Whenever Alva O’Dea reads from her book in public this, she says, is the moment when her German audiences start to sniffle. Single parents in particular have all had Amelie moments. They all know the condemnatory glares from strangers when their children act up.

Indeed one common reason you hear for why many Irish emigrants, in Germany or elsewhere, raise their children at home in Ireland is because living abroad has shown them how much better, relatively speaking, most Irish people are with children – their own and others’.

Considering the economic chill and the disgrace of Irish childcare – both quality and cost – you might say that Irish people love children so much they have them in spite of, not because of, the government.
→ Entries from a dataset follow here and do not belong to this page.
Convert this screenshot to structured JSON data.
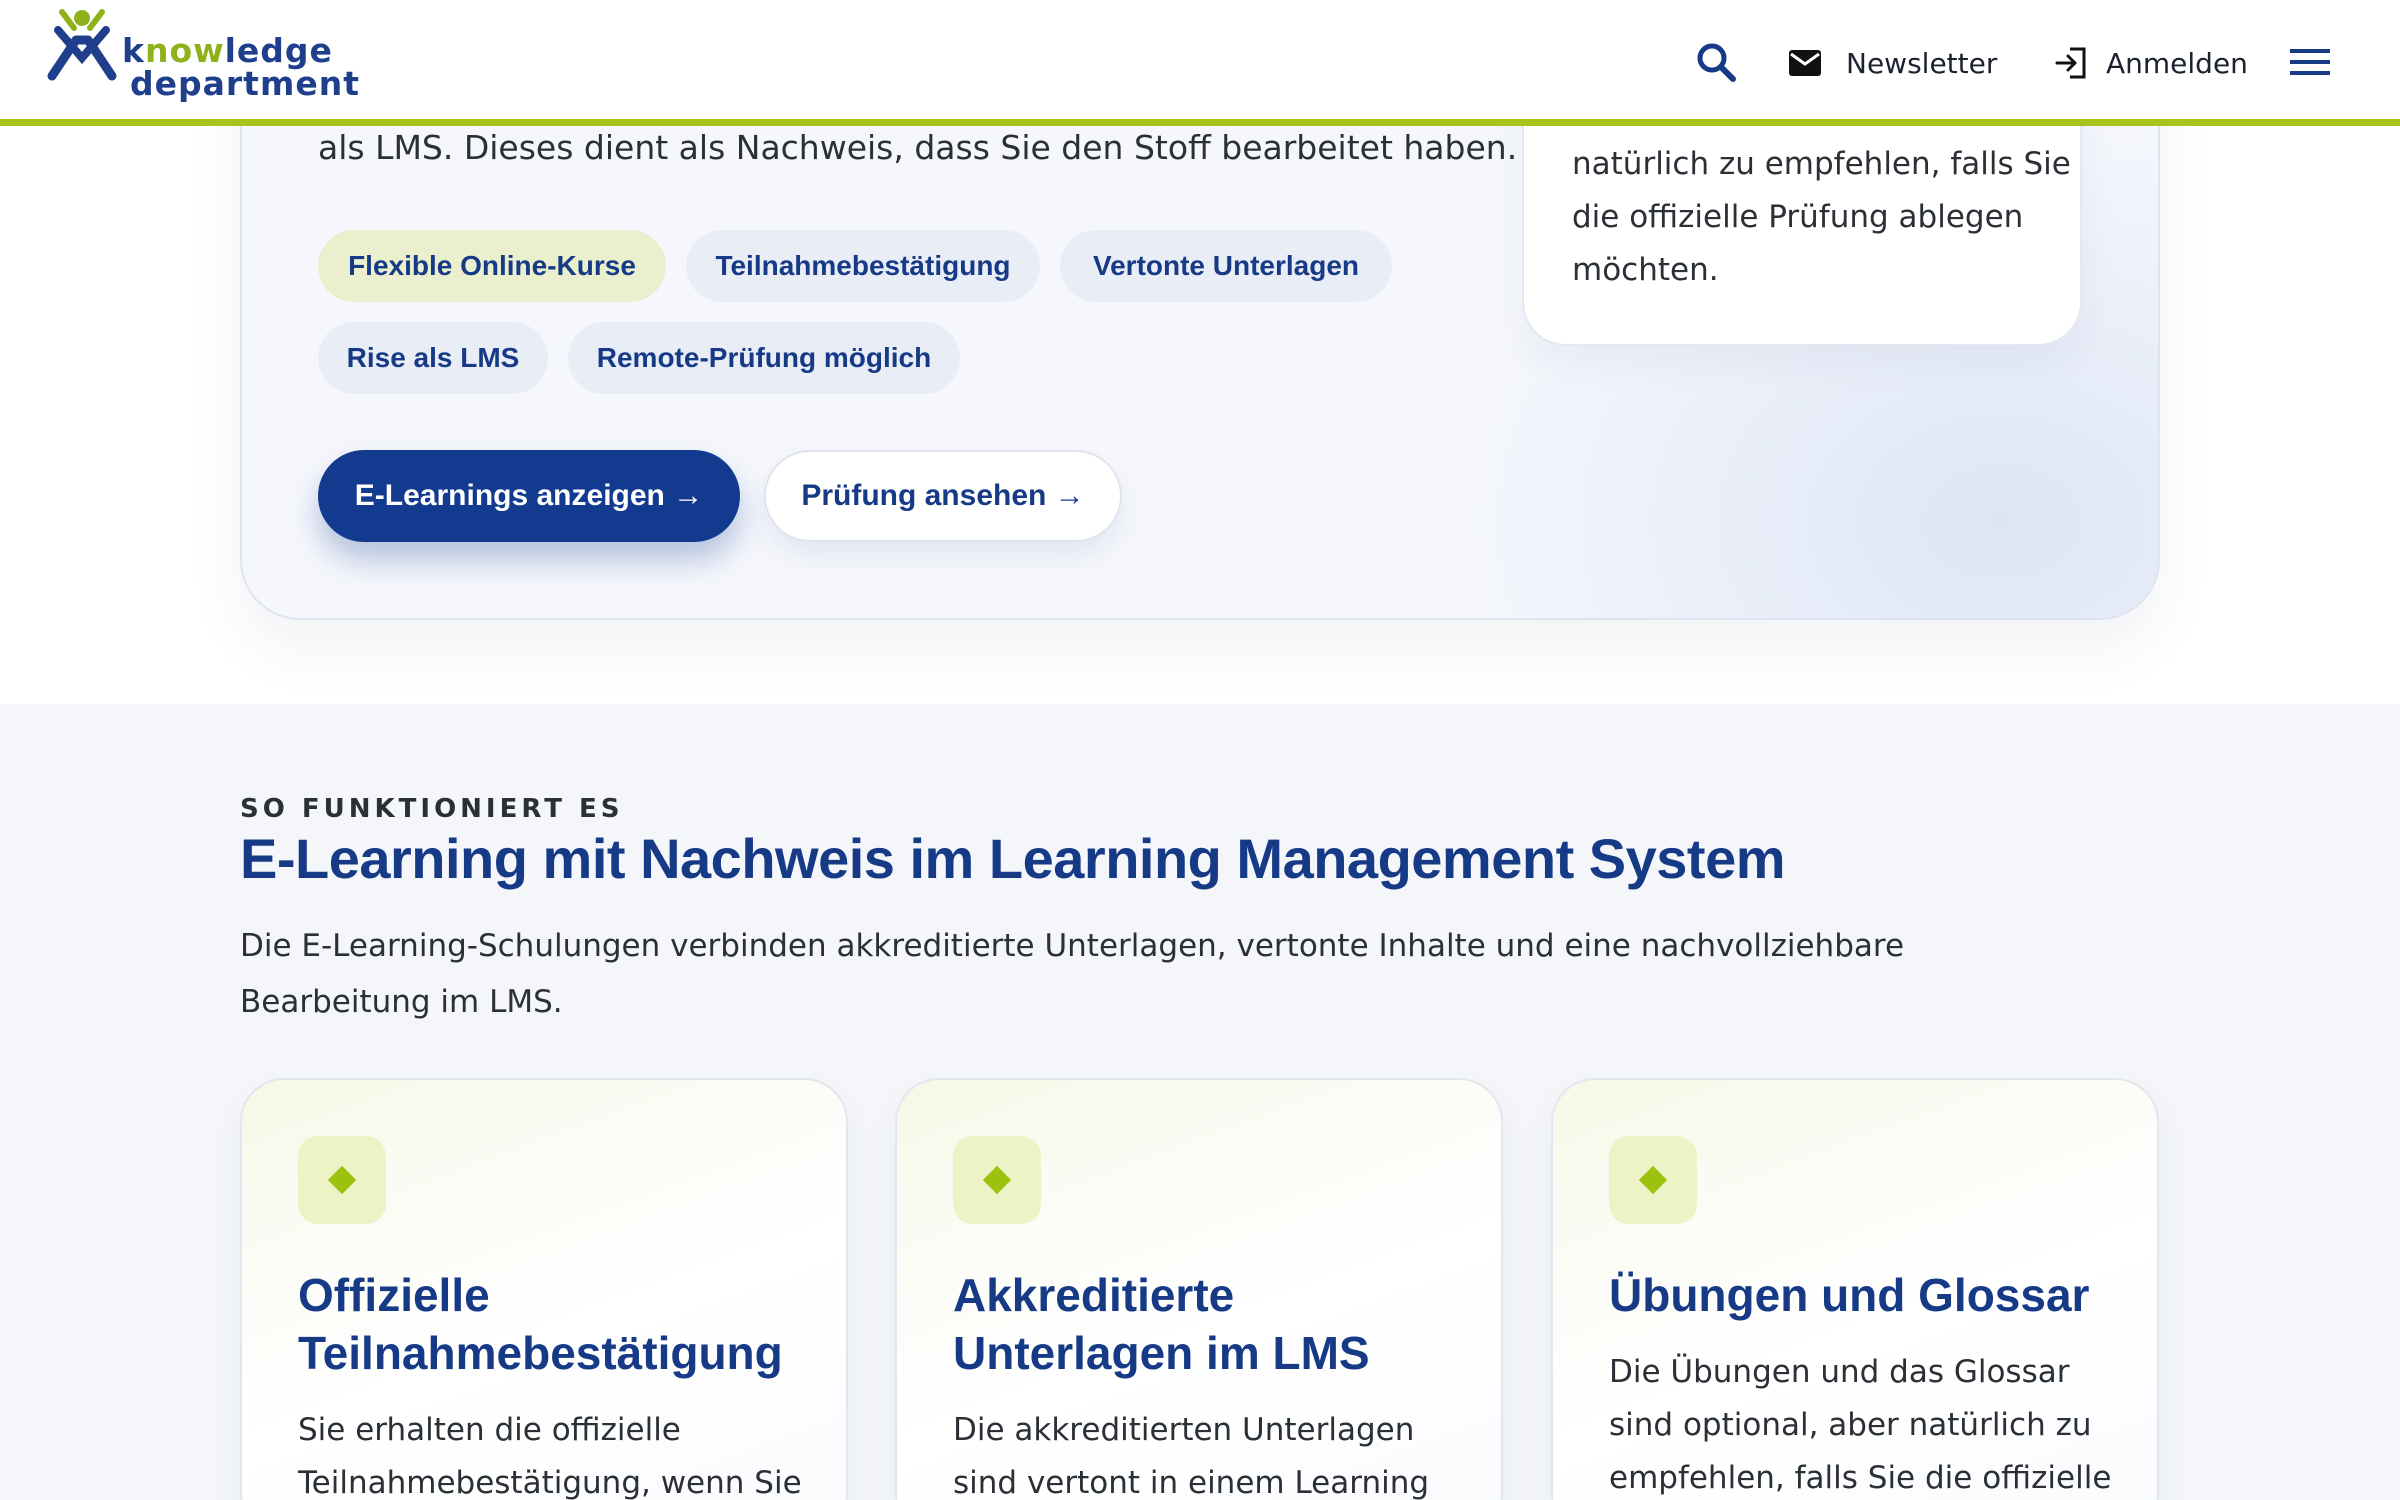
{
  "header": {
    "logo_line1_a": "k",
    "logo_line1_b": "now",
    "logo_line1_c": "ledge",
    "logo_line2": "department",
    "newsletter_label": "Newsletter",
    "login_label": "Anmelden"
  },
  "hero": {
    "text": "als LMS. Dieses dient als Nachweis, dass Sie den Stoff bearbeitet haben.",
    "chips": [
      "Flexible Online-Kurse",
      "Teilnahmebestätigung",
      "Vertonte Unterlagen",
      "Rise als LMS",
      "Remote-Prüfung möglich"
    ],
    "primary_button": "E-Learnings anzeigen →",
    "secondary_button": "Prüfung ansehen →",
    "side_card_text": "natürlich zu empfehlen, falls Sie die offizielle Prüfung ablegen möchten."
  },
  "section": {
    "eyebrow": "SO FUNKTIONIERT ES",
    "title": "E-Learning mit Nachweis im Learning Management System",
    "description": "Die E-Learning-Schulungen verbinden akkreditierte Unterlagen, vertonte Inhalte und eine nachvollziehbare Bearbeitung im LMS.",
    "features": [
      {
        "title": "Offizielle Teilnahmebestätigung",
        "text": "Sie erhalten die offizielle Teilnahmebestätigung, wenn Sie"
      },
      {
        "title": "Akkreditierte Unterlagen im LMS",
        "text": "Die akkreditierten Unterlagen sind vertont in einem Learning"
      },
      {
        "title": "Übungen und Glossar",
        "text": "Die Übungen und das Glossar sind optional, aber natürlich zu empfehlen, falls Sie die offizielle"
      }
    ]
  },
  "colors": {
    "brand_blue": "#163a86",
    "brand_green": "#a8c41a",
    "primary_button": "#123a8f"
  },
  "icons": [
    "logo-mark-icon",
    "search-icon",
    "mail-icon",
    "login-icon",
    "hamburger-menu-icon",
    "diamond-icon"
  ]
}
Here in Germany it’s the opposite: neither subsidised, first-rate childcare nor a year’s paid leave has jolted the birthrate from decline. Irish mammies are experts at multitasking, many would-be German parents are experts at tweaking a spreadsheet to justify not having another child whatever the economic climate, like an employer refusing a union’s pay demands in upturns and down.

Two thirds of Germans quizzed in a recent survey by Stern magazine said they found children too expensive. Perhaps there's a gap in the market here for Aldi and Lidl? Or perhaps the financial question is shot through with fear of Germans' icy stares if they have a child, or a second one.

As with the recent referendum outcome on marriage marriage, many Irish have a relaxed, pragmatic approach to families of all kinds. An inherent sense of fairness, patience and humour prevails towards parents with their children, even as the concept of family itself has changed radically. Forget Germany, Amelie, and take your pups to Ireland: your friendly, local Supervalu awaits.